O título não foi muito feliz, eu
reconheço. Apesar de ter sido uma tradução quase literal (na verdade, ainda
pior) do que seu original inglês (que também não é uma maravilha), ele só faz
mais sentido quando você começa a leitura da obra. Parece mais uma tentativa de
atrair o leitor com base na estranheza da proposta, apostando que alguém vai se
interessar pelo volume para tentar entender o que o autor quer dizer. Na capa
posterior, o texto é mais agradável e captura o leitor mais interessado em
ciência: Darwin, seleção natural e moralidade humana. Confiar neste pequeno
texto é o cheque-mate, quase obrigando o leitor a comprar o livro. Na verdade,
foi assim que eu o adquiri. E o que Joshua Greene tem a nos contar?
Para "amaciar" o texto,
o autor nos apresenta a uma situação hipotética de tribos. Cada uma com suas
características, apresentados de uma forma que seja fácil de reconhecer que
elas são exemplos baseados em grupos ou comunidades reais. Cada uma com sua
própria moral, onde alguns são mais caridosos, outros são mais personalistas,
outros são um meio termo, outros são mais autoritários, etc. E com isto em
mente, fica mais fácil de entender que muitos de nossos conflitos existem com
base numa noção instintiva de que pertencemos a grupos, ou "tribos" diferentes,
como as que foram colocadas no livro. E como nossos desejos ou interpretações
de mundo são baseados nestes grupos, em diferentes níveis, com algum grau de
concordância e discordância. E para exemplificar isso, o autor recorre aos
republicanos e democratas, os partidos políticos dos EUA. Suas citações são
muito elucidativas a respeito de como estes dois grupos enxergam a maneira como
país deve ser conduzido.
Logo em seguida, vamos para a
gênese deste comportamento. Boa parte da obra é um grande ensaio sobre nossas
decisões, sobre as bases e construção de nossa moralidade, com a seleção de uma
série de curiosos experimentos morais que nos fazem pensar. E alguns são excelentes
mesmo. O exemplo do bonde é um de meus favoritos (utilizo nas minhas aulas,
quando vou abordar sobre a ética na ciência, para mostrar que nosso
comprometimento direto sobre um dilema pode confundir nossa percepção de certo
e errado).
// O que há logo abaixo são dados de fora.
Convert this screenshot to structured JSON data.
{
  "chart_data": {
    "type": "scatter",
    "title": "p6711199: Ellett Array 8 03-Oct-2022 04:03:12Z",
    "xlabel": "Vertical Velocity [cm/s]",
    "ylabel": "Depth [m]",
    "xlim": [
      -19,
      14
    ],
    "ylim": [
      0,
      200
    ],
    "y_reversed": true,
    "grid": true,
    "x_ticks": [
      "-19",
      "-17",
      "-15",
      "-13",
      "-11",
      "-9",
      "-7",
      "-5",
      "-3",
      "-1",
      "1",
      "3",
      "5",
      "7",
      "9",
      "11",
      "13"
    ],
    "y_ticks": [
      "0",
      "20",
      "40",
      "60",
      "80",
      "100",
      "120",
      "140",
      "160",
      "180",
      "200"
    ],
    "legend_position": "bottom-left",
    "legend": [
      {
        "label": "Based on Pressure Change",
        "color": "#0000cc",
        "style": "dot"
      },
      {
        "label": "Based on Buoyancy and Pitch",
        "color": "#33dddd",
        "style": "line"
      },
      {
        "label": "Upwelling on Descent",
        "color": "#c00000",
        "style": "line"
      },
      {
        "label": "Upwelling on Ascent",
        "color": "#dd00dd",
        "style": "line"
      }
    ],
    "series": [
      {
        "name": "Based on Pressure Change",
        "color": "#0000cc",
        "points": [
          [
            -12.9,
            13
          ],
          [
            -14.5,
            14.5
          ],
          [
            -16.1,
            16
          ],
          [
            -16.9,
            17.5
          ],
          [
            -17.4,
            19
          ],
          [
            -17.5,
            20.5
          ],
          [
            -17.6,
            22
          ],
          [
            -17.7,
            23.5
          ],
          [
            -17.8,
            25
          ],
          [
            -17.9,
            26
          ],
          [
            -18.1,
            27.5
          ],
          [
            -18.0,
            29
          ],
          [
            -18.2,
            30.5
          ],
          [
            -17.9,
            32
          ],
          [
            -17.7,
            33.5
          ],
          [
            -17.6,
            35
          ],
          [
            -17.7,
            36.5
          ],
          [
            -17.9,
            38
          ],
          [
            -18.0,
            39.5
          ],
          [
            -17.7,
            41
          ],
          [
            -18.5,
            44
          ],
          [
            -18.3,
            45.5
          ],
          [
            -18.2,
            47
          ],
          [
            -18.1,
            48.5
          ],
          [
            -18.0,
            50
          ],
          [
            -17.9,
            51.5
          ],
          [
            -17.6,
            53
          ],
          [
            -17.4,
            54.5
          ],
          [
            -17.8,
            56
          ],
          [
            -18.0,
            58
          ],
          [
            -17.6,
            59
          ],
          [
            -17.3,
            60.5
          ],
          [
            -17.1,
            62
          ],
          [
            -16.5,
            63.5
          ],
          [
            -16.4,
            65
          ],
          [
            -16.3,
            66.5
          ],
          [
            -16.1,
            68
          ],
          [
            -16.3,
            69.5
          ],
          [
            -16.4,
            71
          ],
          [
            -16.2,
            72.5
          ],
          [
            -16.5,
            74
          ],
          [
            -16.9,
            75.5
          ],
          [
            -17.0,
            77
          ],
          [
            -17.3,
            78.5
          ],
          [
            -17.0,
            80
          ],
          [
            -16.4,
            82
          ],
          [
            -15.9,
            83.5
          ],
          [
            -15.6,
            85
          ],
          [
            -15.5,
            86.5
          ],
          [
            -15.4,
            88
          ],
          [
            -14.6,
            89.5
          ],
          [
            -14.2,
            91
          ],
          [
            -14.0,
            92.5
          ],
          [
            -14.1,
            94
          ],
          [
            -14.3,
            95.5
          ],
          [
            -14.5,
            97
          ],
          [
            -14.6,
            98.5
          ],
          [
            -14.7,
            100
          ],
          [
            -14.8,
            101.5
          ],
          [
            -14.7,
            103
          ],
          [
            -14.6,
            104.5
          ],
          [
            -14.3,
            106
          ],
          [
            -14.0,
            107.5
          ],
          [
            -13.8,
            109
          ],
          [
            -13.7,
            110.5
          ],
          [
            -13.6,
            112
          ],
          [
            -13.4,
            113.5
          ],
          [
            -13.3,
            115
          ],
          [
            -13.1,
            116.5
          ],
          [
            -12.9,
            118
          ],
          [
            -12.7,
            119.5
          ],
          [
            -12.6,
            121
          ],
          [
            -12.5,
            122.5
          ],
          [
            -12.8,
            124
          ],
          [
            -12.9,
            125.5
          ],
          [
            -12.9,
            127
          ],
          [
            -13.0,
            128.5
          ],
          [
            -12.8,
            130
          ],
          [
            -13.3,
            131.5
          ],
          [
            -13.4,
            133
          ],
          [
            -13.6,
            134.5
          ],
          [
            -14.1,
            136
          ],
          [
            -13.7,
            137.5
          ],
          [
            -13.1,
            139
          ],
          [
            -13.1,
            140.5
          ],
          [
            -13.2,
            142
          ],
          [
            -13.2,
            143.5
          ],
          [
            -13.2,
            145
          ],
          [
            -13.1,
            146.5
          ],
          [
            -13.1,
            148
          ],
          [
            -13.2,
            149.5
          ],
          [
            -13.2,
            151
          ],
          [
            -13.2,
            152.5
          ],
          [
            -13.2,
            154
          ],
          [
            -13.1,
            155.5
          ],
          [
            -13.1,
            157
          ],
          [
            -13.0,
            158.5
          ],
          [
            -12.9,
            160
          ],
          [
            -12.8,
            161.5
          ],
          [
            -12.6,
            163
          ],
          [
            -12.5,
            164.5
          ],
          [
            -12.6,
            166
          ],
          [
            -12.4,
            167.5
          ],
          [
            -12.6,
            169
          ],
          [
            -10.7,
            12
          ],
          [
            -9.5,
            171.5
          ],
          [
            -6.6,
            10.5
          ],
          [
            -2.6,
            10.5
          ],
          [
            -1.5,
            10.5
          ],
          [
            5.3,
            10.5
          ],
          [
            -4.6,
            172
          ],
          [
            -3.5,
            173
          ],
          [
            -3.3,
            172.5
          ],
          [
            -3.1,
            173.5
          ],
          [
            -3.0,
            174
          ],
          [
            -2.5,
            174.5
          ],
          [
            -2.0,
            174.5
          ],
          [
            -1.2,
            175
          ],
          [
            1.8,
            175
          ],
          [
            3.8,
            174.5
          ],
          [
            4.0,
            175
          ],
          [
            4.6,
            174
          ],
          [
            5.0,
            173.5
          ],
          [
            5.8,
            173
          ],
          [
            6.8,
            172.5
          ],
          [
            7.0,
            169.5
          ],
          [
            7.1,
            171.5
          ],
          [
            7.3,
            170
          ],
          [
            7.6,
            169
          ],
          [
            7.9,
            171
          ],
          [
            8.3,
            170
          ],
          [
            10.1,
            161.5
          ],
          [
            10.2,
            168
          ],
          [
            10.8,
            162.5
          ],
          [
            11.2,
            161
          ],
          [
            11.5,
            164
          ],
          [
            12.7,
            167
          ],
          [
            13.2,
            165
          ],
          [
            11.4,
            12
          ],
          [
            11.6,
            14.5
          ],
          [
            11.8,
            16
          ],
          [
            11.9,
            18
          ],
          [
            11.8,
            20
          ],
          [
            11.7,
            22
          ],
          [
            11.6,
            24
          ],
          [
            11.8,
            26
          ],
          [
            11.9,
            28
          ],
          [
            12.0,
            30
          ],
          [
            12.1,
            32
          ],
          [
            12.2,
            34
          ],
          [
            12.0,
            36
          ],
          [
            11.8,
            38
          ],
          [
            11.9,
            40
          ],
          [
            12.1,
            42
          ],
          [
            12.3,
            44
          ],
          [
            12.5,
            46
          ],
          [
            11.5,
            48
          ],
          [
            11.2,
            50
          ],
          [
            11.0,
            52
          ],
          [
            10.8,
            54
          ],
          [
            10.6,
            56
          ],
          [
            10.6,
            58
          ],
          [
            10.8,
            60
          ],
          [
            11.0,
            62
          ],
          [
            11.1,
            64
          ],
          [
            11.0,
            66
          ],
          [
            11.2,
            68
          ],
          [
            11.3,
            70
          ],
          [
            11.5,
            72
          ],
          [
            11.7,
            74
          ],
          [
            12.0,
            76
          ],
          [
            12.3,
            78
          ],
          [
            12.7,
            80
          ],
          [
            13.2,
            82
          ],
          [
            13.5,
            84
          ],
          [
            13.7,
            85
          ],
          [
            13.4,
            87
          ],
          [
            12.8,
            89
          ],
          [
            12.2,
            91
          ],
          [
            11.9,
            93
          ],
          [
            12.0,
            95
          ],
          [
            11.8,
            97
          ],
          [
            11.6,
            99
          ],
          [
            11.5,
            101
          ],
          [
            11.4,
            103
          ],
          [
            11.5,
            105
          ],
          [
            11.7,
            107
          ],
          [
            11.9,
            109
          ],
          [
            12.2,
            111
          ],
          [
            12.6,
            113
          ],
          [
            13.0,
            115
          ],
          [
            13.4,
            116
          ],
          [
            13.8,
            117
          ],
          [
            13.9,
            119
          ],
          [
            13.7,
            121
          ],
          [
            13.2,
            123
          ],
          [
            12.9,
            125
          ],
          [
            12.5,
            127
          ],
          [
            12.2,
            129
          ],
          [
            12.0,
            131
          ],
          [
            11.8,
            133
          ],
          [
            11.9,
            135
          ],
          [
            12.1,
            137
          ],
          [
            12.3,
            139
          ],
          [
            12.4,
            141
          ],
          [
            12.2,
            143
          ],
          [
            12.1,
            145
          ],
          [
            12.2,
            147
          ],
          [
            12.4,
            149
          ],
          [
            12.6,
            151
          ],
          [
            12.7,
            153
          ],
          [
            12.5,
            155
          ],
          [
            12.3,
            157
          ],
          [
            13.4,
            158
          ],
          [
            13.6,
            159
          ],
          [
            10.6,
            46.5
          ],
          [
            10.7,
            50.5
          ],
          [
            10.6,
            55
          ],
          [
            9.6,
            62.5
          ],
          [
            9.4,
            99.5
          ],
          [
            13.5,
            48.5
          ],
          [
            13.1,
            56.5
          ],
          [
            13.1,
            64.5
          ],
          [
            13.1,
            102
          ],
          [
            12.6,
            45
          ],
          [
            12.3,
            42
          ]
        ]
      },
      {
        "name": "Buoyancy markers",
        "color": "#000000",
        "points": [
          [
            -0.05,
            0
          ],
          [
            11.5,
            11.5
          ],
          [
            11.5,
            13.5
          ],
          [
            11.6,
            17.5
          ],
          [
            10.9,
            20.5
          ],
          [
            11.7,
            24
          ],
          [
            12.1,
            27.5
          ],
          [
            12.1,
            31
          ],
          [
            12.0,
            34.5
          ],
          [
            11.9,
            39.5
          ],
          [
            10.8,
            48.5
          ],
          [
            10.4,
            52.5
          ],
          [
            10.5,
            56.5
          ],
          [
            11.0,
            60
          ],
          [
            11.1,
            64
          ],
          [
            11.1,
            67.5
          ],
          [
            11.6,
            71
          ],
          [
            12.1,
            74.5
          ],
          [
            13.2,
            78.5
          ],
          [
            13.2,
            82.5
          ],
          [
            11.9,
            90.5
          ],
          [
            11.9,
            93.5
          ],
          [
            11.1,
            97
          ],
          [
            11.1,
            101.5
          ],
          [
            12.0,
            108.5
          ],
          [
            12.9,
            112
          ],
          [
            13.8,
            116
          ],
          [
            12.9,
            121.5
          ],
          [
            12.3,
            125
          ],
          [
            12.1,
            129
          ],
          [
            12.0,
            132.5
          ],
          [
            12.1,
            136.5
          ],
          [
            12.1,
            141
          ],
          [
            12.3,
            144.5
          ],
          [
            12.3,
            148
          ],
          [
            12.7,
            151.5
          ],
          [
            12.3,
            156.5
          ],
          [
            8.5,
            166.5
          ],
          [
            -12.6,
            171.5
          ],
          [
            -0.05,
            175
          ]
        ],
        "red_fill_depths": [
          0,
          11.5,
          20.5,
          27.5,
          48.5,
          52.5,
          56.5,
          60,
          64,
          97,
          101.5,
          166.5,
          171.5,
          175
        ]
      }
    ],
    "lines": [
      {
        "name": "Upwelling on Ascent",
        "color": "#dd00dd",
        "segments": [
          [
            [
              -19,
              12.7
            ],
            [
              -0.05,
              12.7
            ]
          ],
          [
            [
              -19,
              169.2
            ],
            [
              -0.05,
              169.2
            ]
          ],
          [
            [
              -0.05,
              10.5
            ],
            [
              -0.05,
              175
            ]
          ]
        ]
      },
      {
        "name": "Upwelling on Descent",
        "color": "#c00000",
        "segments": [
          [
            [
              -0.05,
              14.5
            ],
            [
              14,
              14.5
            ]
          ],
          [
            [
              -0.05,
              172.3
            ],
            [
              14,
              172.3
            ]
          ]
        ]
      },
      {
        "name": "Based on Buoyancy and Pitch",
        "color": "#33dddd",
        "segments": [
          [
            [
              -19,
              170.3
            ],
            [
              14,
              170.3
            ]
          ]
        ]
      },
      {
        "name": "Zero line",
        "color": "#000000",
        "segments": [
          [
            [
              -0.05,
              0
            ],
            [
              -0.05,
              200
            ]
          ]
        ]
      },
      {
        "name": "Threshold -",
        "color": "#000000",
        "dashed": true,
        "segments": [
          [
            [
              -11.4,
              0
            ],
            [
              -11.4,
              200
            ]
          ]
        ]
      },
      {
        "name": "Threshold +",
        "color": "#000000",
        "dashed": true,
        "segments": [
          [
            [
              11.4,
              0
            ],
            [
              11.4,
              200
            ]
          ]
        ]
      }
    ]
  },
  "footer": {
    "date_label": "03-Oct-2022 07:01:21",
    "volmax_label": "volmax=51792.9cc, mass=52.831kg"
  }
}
E a partir destes experimentos, Greene salienta seu viés
neurocientífico, abordando aspectos da mente e do cérebro, para tentar nos
mostrar o que se tem até o momento sobre uma abordagem objetiva a respeito de
nossas percepções, e como isso culmina na nossa moralidade.
É curioso como o autor parece
mudar de personalidade ao longo do texto. De uma abordagem mais científica,
agora entramos no seu "eu" filosófico, com uma extensa defesa do
utilitarismo, do qual ele é um defensor confesso. Mesmo que ele tenha uma boa
escrita, e consiga trabalhar o texto com certa graça, o assunto parece se
estender mais do que merece. Mas depois ele retorna para concluir a obra,
voltando a enfatizar sobre as bases biológicas de nosso relacionamentos
sociais, e como elas deram origem a nossa visão moral.
Publicado pela Editora Record, o
livro é feito de folhas amareladas e grosseiras, que dá a impressão de que o
volume de quase quinhentas páginas é maior do que parece. Sua escrita é suave
e, na parte filosófica, me surpreendeu por recorrer a um linguajar bem mais
acessível e pouco rebuscado. Mesmo que ele precise de repetir para manter na
mente do leitor uma linha específica de raciocínio, e ele mesmo reconhece isso,
esta forma de apresentação de suas ideias é muito mais digerível do que autores
clássicos de filosofia. Só por isso, Greene sai na dianteira com se livro. Você
vai terminar a obra com um bom entendimento sobre como nossos sentimentos sobre
o mundo são o resultado de seleção natural e de grupo (sua proposta para
entender o dilema do bonde é fascinante), e com uma sensação diferente de que
nem todas as dúvidas foram respondidas.